Город на янтарном берегу | страница 67
Орган издал первый судорожный вздох, Катерина вздрогнула и открыла глаза, и тут же их закрыла.
Не нужно ничего видеть. Нужно только слушать, может, так музыка окажется понятной, дойдет до сознания, а не проскользнет мимо, как чаще всего бывало.
И стоило органисту заиграть, как Катерина почувствовала: на сей раз все сложится иначе.
Инструмент не просто издавал звуки, повторяя какую-то классическую мелодию, название которой сейчас не имело абсолютно никакого значения. Он говорил – говорил глубоким, древним голосом, он рассказывал, он убаюкивал, он поднимал с колен и оставлял в покое; он ловил ветер и шумел им в сосновых кронах. В этой музыке, в разговоре органа Домского собора, оказывается, содержалось все: и витражи в окнах церквей, и сладкие запахи из-за дверей кондитерских, и старинные флюгера на шпилях. Раньше петушки были другими, рассказывал Даниил; одну сторону у них красили в черный цвет, а другую золотили. Если ветер дул с суши и препятствовал парусным судам, петушок поворачивался черной стороной к заливу, и корабли дрейфовали там, пока не менялся ветер; тогда петушок показывал золотой бок, и, словно белокрылые птицы, парусники слетались в гавань. В порту толпились люди, вечно стоял гвалт, торговали рыбой, глиняной посудой, вышитыми поясами. Девушки носили бусы из необработанного янтаря, улыбались юношам, закалывали расшитые пледы специальными фибулами, которые здесь называются «сакта». Вились узоры по краям платьев, во время праздников народ танцевал вокруг костров, и здесь смеялись, плакали, горевали и радовались, как и везде на земле. Орган рассказывал и об этом.

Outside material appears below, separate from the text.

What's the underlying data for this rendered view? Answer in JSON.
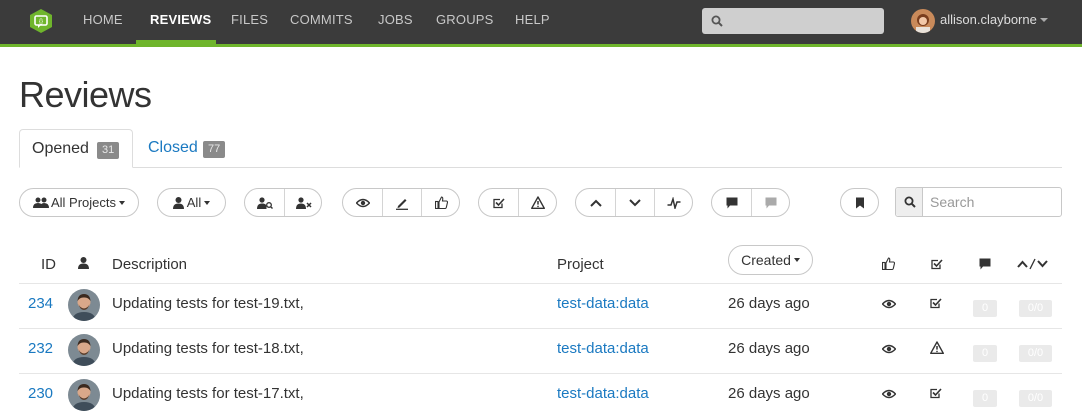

Катерина не знала, как это можно сделать – играя по нотам мелодию, вложить в нее не только свое желание исполнить как можно лучше, не только мастерство и голос старого инструмента, но и самую настоящую любовь.
Музыка говорила о любви.
Когда-то давно Катерина услышала высказывание, что не стоит искать в спутники жизни хорошего человека – надо искать того, рядом с кем ты сама становишься лучше. Для нее всегда был только один такой мужчина – Даниил. Два дня, проведенные рядом с ним, подействовали на Катерину подобно живой воде. Впервые за последние годы, особенно после смерти мамы, хотелось жить. Для начала – просто ходить по земле, говорить, смотреть, слушать. Катерина не страдала в своей крепкой ореховой скорлупе, но надо иногда выглядывать из нее наружу.
Рядом с ним ей хотелось становиться еще лучше, еще, еще, еще, – а так как нет предела совершенству, процесс займет долгие годы, если не всю жизнь. Конечно, теоретически, потому что Катерина полагала, будто после рижского отпуска Даниила больше не увидит.